Clayton Potter wore a purple plaid shirt to school Wednesday. Even as I was starting to tell him I liked the shirt, it came to mind that Wednesday was the day designated as Spirit Day, when people were urged to wear purple in support of efforts to end hate and anti-gay bullying.

The idea is credited to a young Canadian lady named Brittany McMillan. Her idea spread across social networking platforms like bedbugs in a Brooklyn brothel.

"Purple represents Spirit on the LGBTQ (lesbian, gay, bisexual, transgender and queer) flag, and that's exactly what we'd like all of you to have with you: spirit," she is quoted as saying on Facebook and elsewhere. "Please know that times will get better and that you will meet people who will love you and respect you for who you are, no matter your sexuality."

She initiated the idea after Tyler Clementi, a student at Rutgers University, committed suicide when his roommate used a webcam (computer camera) to "broadcast" Clementi's same sex date.

Clayton's friend, Sam, (not her real name, but it might be some day, she said) a 15-year-old, bisexual high school sophomore with whom I talked and texted, said her friend chose to quit high school rather than face the bullies.

"I haven't experienced bullying, but my friend has," she said. "A lot of bullies are guys. Most of them are in gangs, and they pick on boys that don't have girl friends. They call them gay."

"I know one guy who dresses like a girl and everyone picks on him. Guys and girls do that. That's the reason he quit school."

Sam said that when she saw the Spirit Day plan, she was on board immediately.

"I wore everything purple," she said. "I was totally supporting this."

Clayton heard about and saw the Spirit Day event in school and online. So why did he pitch in?

"Nobody should feel like they need to commit suicide because of any type of bullying," he said. "I feel bullying is as bad as any hate. I think bullies think it's easier to justify bullying gays rather then, say nerds, and I think gays (cope with) more bullying than anyone else."

Bullying behavior, including mean speech (especially of the anonymous sort) is the result of low self-esteem, ignorance and cowardice.

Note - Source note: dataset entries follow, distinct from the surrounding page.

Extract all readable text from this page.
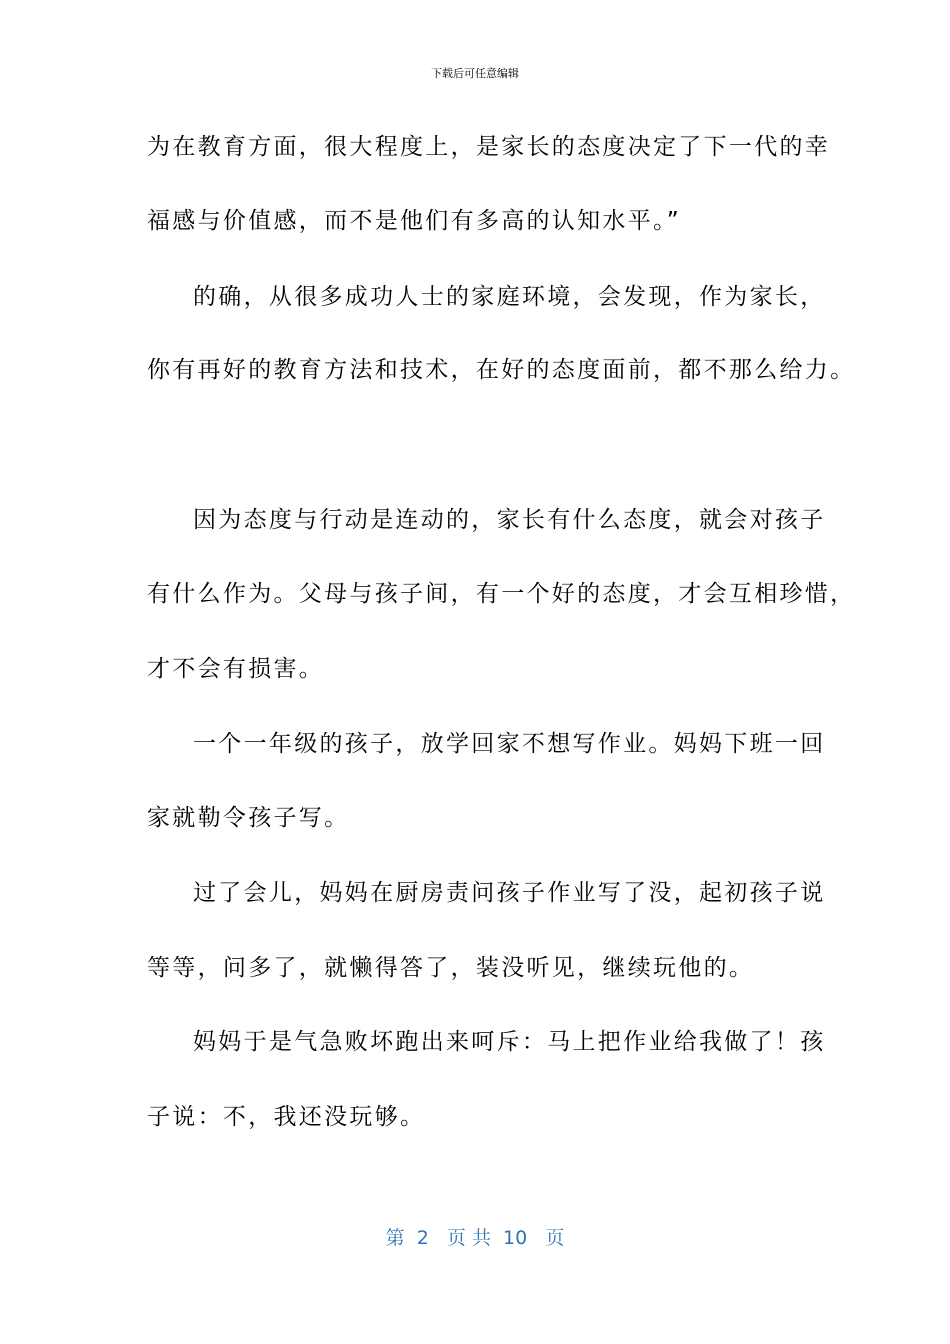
下载后可任意编辑
为在教育方面，很大程度上，是家长的态度决定了下一代的幸
福感与价值感，而不是他们有多高的认知水平。”
的确，从很多成功人士的家庭环境，会发现，作为家长，
你有再好的教育方法和技术，在好的态度面前，都不那么给力。
因为态度与行动是连动的，家长有什么态度，就会对孩子
有什么作为。父母与孩子间，有一个好的态度，才会互相珍惜，
才不会有损害。
一个一年级的孩子，放学回家不想写作业。妈妈下班一回
家就勒令孩子写。
过了会儿，妈妈在厨房责问孩子作业写了没，起初孩子说
等等，问多了，就懒得答了，装没听见，继续玩他的。
妈妈于是气急败坏跑出来呵斥：马上把作业给我做了！孩
子说：不，我还没玩够。
第  2   页 共  10   页
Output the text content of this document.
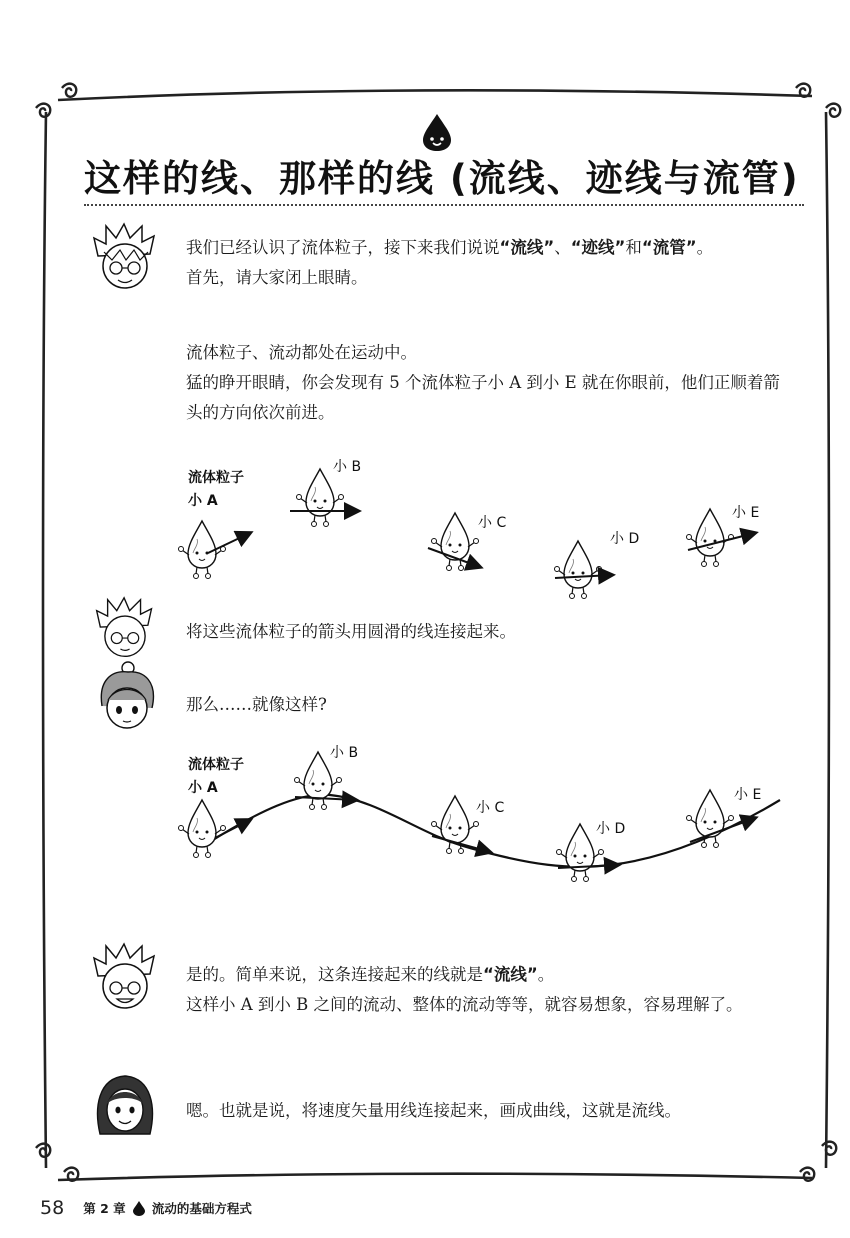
这样的线、那样的线 (流线、迹线与流管)

我们已经认识了流体粒子，接下来我们说说“流线”、“迹线”和“流管”。

首先，请大家闭上眼睛。

流体粒子、流动都处在运动中。

猛的睁开眼睛，你会发现有 5 个流体粒子小 A 到小 E 就在你眼前，他们正顺着箭头的方向依次前进。

流体粒子
小 A
小 B
小 C
小 D
小 E

将这些流体粒子的箭头用圆滑的线连接起来。

那么……就像这样?

流体粒子
小 A
小 B
小 C
小 D
小 E

是的。简单来说，这条连接起来的线就是“流线”。

这样小 A 到小 B 之间的流动、整体的流动等等，就容易想象，容易理解了。

嗯。也就是说，将速度矢量用线连接起来，画成曲线，这就是流线。

58 第 2 章 流动的基础方程式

It's a pattern of intimidation and often, violence. To me, it is a shameful flaw in human behavior that a person would conceive and conduct acts of hatred and harm based on displeasure with someone else's lifestyle. That a bully would compel another person to feel the need to die is sickening.

Gay bashing and bullying are bricks in the wall of hatred. Sadly, we live in a society these days where resentment, name-calling, hate mongering and belittling are the low hanging fruits on the vine of free speech. For too many the arts of articulate discussion and intellectual debate have devolved into cage matches of verbal violence.

Unfortunately, the comments on and other websites have become playgrounds for this conduct.

Although I have never written a word in support of President Barack Obama, one reader commented on a story I wrote and referred to me as an Obama-loving liberal. I don't mind that someone does not like me, especially if they know me. The comment proves they do not. Apparently, to justify their misinformed dislike and satisfy their yearning to be mean, this person presumed that I am liberal, and further presumed I am a fan of the president. Their sentiment revealed two more ingredients of hate: contrived resentment and perceived superiority.

I'm all for freedom of speech. Just be sure it really is free, and isn't costing someone else their life.

This is the opinion of Chuck Potter.